Le tout n’a duré que quelques secondes. Je n’ai même pas ralenti le pas. Un pardon, un bonjour, un sourire.
Mais d’un seul coup, tout est différent pour moi. Tout est baigné d’une tonalité différente. Les choses ont pris une densité toute particulière.

J’en ai franchi le seuil

Une porte s’est ouverte et, en osant simplement un regard et un bonjour, j’en ai franchi le seuil.
Le bruit de mes pas sur le chemin, le vent frais sur mon visage, mon buste et ma tête qui se redressent, à gauche le bruissement d’ailes d’un cormoran qui prend son envol en glissant sur l’étang, ici le cri d’une poule d’eau et plus à droite des oiseaux qui chantent aux premières heures du matin. Il fait encore un peu nuit, le bois est encore plongé dans la pénombre. Tous mes sens endormis se réveillent. J’écoute, je vois, je ressens avec tant d’intensité ! Je suis juste émerveillée.
Il y a quelques minutes je me sentais lourde, écrasée par la routine, le travail, des douleurs physiques qui parfois me minent le moral et dans l’exaspération de moi-même.
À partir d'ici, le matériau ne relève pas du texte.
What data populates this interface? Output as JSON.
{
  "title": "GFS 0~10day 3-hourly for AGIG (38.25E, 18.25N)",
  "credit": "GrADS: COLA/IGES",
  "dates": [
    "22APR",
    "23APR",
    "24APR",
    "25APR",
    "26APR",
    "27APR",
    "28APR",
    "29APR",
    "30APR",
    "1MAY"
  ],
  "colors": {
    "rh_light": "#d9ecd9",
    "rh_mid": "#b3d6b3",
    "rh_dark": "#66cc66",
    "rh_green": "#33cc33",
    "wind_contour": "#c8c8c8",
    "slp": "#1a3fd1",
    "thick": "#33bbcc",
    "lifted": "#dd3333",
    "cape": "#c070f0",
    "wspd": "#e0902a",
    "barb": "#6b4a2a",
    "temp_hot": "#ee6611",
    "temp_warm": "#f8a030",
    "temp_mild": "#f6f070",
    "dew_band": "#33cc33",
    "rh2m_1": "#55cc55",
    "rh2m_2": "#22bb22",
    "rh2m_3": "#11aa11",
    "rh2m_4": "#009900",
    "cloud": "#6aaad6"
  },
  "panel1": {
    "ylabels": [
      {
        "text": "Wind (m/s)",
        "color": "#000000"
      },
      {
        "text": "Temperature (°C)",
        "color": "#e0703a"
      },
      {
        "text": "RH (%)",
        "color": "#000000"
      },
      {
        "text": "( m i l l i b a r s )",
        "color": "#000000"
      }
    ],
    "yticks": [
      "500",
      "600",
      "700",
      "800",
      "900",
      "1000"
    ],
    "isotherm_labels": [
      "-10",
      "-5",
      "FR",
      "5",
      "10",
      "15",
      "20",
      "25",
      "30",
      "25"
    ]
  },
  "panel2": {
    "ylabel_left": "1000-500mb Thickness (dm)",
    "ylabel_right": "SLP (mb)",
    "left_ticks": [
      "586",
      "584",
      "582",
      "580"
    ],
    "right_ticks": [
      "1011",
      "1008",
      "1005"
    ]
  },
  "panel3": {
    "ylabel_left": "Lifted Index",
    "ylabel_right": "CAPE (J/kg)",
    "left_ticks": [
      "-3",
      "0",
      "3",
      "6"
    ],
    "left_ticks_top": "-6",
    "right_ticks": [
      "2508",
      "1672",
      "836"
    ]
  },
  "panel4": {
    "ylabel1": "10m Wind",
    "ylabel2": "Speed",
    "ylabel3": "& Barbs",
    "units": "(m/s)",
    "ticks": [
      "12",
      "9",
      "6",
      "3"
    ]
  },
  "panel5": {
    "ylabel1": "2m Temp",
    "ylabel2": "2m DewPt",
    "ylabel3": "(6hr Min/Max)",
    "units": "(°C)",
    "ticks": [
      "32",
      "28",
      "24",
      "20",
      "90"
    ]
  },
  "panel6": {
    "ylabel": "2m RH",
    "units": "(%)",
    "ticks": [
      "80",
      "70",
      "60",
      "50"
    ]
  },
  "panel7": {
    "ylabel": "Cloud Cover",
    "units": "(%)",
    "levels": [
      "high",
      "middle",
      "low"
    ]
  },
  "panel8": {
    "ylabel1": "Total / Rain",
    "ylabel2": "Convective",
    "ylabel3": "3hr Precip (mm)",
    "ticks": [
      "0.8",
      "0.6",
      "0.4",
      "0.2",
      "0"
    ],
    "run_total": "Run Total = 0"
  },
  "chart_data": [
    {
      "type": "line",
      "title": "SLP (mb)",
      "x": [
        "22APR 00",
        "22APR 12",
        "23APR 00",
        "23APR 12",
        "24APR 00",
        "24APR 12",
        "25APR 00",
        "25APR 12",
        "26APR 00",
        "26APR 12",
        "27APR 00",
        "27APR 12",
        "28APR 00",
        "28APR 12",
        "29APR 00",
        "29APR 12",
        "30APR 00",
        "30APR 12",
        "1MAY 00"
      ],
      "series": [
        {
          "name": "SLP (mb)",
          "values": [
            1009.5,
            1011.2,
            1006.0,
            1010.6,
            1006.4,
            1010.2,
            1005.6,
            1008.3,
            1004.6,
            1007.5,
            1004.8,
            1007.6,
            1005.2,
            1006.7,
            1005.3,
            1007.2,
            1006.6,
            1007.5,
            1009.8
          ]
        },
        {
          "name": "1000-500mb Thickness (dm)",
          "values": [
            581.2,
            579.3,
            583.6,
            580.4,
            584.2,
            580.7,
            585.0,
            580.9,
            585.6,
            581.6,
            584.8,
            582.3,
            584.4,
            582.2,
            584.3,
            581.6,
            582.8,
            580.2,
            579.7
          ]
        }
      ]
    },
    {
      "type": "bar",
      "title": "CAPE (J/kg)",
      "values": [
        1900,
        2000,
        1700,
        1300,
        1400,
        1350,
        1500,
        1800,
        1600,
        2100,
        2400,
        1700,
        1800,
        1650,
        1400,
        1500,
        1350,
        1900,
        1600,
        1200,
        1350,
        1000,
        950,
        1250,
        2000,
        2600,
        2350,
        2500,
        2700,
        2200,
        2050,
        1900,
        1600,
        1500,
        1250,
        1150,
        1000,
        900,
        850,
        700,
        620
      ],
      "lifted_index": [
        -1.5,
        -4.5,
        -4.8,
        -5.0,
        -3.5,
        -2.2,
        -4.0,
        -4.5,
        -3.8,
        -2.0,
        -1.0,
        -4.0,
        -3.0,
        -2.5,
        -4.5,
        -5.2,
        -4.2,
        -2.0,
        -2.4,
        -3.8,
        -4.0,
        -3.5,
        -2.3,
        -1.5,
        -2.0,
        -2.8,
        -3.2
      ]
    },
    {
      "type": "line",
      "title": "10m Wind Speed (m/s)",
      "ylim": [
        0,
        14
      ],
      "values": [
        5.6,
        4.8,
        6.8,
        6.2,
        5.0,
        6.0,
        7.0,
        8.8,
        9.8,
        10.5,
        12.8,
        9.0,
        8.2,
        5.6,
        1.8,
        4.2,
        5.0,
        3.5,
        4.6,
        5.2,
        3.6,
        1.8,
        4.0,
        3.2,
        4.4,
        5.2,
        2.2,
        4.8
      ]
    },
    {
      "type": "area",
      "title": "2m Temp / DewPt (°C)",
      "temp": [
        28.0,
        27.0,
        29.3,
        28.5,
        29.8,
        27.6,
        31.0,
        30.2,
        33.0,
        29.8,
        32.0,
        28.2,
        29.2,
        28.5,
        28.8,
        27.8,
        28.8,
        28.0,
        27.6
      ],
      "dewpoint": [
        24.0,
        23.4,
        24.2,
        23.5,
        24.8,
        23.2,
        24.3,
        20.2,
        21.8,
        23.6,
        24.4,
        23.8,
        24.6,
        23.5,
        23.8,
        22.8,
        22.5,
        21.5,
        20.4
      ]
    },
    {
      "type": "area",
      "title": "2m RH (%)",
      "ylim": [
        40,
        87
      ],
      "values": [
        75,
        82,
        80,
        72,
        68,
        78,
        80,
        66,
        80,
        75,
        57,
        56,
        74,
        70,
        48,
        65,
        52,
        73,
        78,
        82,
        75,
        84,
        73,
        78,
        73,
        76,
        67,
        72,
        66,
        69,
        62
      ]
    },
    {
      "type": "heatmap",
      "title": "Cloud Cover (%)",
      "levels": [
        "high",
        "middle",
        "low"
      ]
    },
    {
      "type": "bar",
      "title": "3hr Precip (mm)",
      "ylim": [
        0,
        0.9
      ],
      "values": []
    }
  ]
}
Je suis souveraine en mon royaume

Il est 8h15, le jour se lève doucement.

A chaque pas je m’ancre un peu plus, j’existe et me sens entièrement reliée à la vie, à cette mystérieuse nature. Il n’y a plus de plaintes, de soucis, de contraintes, de douleurs, de fatigue, il y a juste une immense confiance et l’ouverture à ce qui est là maintenant. Je remercie cette terre de me soutenir à chaque instant, je regarde le ciel laiteux. Il y a dix minutes, j’aurais pensé qu’il est bas, bouché et un peu sinistre, maintenant il me semble plein d’auspicieuses promesses, immense et profond. Je suis souveraine en mon royaume. Je reçois ce cadeau tellement inattendu et je sens cette force vive en moi qui peut aussi donner, qui émane de tout mon être.
Il me faut regarder l’heure car j’ai perdu un peu la notion du temps. Je dois hâter le pas car je constate que j’ai ralenti et je n’aime pas être en retard.  Et c’est le cœur plein d’allant, de joie et de confiance que je continue mon chemin et m’apprête à vivre une journée de travail bien remplie à l’hôpital.
Voilà, me semble-t-il, une expérience de spiritualité, certes très banale mais qui nous relie de manière renversante, essentielle et profonde à la vraie vie, telle que nous la décrit Fabrice Midal dans son dernier livre absolument passionnant, Les 5 portes.